Les raisons pour lesquelles les disciples ne reconnaissent pas le Christ quand ils le croisent sont les mêmes nous concernant. Les émotions nous ballottent d’un affect à un autre et se jouent de notre stabilité intérieure. Les arguments rationnels, logiques, les schémas mentaux, les habitudes de pensée amorphes et paresseuses dirigent notre vie et nous empêchent de regarder autrement ce qui nous arrive. Tout cela nous rend impossible de reconnaître le Christ ailleurs que dans les représentations pieuses ou dans l’histoire de Jésus de Nazareth. Nous aussi avons des difficultés à voir la vie là où elle est. Pour toutes ces raisons, seul Dieu peut venir à notre rencontre. Lui seul est en capacité de bousculer nos représentations et de fracturer nos calculs. C’est ce qui arrive aux disciples sur le chemin d’Emmaüs. Les pèlerins d’Emmaüs – peut-être un couple d’ailleurs – ont alimenté l’imaginaire des peintres et des lecteurs pendant des générations, et ils nous touchent encore aujourd’hui. Cette histoire nous interpelle par-delà les siècles parce qu’elle raconte le cheminement tant extérieur qu’intérieur de deux personnages dans lesquels nous pouvons nous projeter. Cheminer avec Jésus sans le savoir, c’est bien ce que nous faisons la plupart du temps.
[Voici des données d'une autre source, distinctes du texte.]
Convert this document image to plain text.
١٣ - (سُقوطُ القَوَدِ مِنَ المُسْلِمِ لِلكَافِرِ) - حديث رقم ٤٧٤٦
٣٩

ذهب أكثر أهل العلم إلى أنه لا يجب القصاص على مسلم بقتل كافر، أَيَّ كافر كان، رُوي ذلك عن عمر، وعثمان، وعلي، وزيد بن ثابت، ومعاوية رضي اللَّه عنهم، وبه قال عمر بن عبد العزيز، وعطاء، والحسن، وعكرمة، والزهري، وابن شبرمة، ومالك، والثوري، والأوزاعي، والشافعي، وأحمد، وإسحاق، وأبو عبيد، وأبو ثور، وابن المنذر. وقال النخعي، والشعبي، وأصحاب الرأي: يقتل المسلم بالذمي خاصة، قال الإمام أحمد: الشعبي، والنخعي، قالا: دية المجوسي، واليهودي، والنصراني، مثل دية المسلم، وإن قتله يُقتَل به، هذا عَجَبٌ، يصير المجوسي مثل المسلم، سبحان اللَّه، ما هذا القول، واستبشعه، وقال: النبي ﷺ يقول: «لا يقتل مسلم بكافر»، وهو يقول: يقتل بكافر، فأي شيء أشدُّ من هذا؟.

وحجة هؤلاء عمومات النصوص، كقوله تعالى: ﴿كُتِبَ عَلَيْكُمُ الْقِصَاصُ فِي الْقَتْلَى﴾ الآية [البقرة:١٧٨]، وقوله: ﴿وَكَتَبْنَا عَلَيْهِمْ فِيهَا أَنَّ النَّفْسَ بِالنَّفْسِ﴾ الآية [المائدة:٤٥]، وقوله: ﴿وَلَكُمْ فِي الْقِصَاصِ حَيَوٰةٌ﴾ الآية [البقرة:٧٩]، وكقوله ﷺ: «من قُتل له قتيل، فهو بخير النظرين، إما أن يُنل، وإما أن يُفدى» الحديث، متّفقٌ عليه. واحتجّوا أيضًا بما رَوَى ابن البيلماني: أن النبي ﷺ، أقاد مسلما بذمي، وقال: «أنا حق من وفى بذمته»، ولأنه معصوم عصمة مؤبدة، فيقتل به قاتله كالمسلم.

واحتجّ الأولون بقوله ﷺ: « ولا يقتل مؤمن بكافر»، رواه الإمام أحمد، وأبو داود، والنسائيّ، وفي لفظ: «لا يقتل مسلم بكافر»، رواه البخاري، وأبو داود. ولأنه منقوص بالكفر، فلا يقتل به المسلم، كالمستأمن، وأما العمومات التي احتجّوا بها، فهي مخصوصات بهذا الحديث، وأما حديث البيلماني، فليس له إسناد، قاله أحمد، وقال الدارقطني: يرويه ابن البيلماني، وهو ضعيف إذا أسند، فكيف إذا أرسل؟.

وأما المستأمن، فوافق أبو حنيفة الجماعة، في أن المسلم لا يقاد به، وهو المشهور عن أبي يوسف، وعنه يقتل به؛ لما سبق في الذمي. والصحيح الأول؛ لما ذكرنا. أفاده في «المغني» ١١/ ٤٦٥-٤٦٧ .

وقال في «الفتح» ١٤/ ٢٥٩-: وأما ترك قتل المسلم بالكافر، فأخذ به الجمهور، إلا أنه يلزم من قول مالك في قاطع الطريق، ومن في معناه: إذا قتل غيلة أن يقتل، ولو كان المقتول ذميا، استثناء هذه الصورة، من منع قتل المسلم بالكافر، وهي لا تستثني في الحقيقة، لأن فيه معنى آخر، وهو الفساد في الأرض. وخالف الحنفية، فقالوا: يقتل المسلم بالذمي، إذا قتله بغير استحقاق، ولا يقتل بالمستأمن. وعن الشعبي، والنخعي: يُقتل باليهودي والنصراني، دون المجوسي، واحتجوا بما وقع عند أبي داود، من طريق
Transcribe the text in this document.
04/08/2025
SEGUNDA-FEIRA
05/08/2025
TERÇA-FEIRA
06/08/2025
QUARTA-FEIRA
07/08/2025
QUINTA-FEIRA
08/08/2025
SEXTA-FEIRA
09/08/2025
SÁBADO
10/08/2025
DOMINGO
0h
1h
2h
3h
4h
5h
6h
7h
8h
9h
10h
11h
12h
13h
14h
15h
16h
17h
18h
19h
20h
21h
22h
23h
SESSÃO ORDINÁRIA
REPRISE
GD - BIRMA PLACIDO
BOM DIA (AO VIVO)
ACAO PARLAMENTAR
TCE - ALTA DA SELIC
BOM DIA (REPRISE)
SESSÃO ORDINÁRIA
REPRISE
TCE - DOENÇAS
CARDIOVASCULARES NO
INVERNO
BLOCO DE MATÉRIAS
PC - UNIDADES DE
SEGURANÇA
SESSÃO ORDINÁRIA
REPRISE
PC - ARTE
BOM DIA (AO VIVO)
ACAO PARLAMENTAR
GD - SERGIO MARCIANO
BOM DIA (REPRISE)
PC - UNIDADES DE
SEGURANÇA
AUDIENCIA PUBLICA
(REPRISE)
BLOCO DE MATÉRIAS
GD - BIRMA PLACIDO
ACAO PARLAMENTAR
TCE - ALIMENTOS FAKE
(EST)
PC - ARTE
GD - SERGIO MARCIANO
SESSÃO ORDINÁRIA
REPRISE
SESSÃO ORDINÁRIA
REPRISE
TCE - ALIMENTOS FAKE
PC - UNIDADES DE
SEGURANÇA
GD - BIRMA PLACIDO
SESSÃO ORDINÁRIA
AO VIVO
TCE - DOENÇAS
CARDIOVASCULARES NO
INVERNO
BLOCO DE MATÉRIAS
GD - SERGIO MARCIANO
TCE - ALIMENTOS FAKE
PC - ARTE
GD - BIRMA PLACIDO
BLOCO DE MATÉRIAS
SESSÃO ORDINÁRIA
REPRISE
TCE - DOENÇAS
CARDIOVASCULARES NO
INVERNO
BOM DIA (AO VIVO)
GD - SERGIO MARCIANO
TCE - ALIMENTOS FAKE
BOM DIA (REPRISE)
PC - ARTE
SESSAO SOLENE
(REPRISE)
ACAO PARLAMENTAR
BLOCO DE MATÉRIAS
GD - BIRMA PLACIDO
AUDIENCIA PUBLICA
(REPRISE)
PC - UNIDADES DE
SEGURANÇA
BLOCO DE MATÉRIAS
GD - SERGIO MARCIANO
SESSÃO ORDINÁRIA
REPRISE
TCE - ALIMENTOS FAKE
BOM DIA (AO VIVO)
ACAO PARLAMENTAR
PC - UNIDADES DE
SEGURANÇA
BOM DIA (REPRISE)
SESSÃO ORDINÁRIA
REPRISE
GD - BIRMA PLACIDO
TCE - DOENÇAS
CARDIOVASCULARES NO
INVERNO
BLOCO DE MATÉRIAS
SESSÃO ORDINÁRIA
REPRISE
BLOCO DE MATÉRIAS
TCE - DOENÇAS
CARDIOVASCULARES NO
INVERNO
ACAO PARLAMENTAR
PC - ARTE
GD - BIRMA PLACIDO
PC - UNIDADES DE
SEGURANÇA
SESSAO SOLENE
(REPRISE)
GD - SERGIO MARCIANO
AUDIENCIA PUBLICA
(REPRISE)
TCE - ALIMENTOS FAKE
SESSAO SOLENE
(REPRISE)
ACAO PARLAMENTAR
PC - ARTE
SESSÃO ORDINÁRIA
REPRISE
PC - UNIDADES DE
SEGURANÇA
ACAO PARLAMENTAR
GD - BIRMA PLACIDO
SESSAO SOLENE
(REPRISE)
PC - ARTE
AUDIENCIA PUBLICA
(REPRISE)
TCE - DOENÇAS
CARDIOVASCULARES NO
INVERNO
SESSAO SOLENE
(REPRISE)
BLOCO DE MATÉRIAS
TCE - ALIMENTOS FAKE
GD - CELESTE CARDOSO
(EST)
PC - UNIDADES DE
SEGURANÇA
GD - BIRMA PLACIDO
Le même Christ nous rejoint sur nos routes. Il rejoint notre monde qui souffre de toutes sortes de maux. Quand tout va mal, il est là. Mais trop souvent, nous ne le reconnaissons pas car nous sommes ailleurs. Et pourtant, il est toujours là, prêt à nous écouter. Nous pouvons lui crier notre souffrance, notre déception, notre tristesse.

C’est alors qu’il intervient pour nous expliquer les Écritures, Moïse, les prophètes… C’est à cela que nous sommes tous appelés : accueillir le Christ, nous laisser transformer par son Évangile. Saint Luc précise que le cœur des disciples était brûlant tandis qu’il leur parlait. C’est ce qui était annoncé par le prophète Isaïe : « Ma parole, qui sort de ma bouche, ne me reviendra pas sans résultat, sans avoir fait ce qui me plaît, sans avoir accompli sa mission » (Is 55,11). C’est aussi cela que nous pouvons demander au Seigneur : que notre cœur soit rempli de l’amour qui jaillit de son cœur.

Dans cet Évangile, nous découvrons une autre étape : c’est la demande des disciples : « Reste avec nous ! » (Lc 24,29). Une telle rencontre ne peut s’arrêter ainsi. L’Évangile nous parle d’un repas, d’un pain rompu et distribué. Alors leurs yeux s’ouvrent et ils le reconnaissent (Lc 24,31). La rencontre est fugitive, mais elle transforme leur vie, la faisant passer d’un avant de tristesse et d’amertume à un après de dynamisme et d’ouverture. Autant dire que revenir à Jérusalem ne s’apparente pas à un retour à la case départ, mais signifie la possibilité de vivre en ce lieu du cœur, ouvert à Dieu et à autrui. Pour reconnaître le Christ ressuscité, présent dans notre vie, il nous faut donc le regard de la foi, une foi réchauffée par la Parole de Dieu et l’Eucharistie. C’est ainsi que le Christ ressuscité nous rejoint au cœur de nos vies et de nos épreuves pour raviver et fortifier notre espérance.

Et quand on a reconnu et accueilli le Christ vivant, on ne peut pas le garder pour soi-même ; on a envie de le crier au monde. Même si nous ne pouvons plus sortir, nous sommes appelés pour témoigner, aux yeux de tous, de la foi qui nous anime. Notre témoignage doit rejoindre tous les hommes, en particulier ceux qui sont aux « périphéries ». Que le Seigneur nous donne force et courage en vue de cette mission.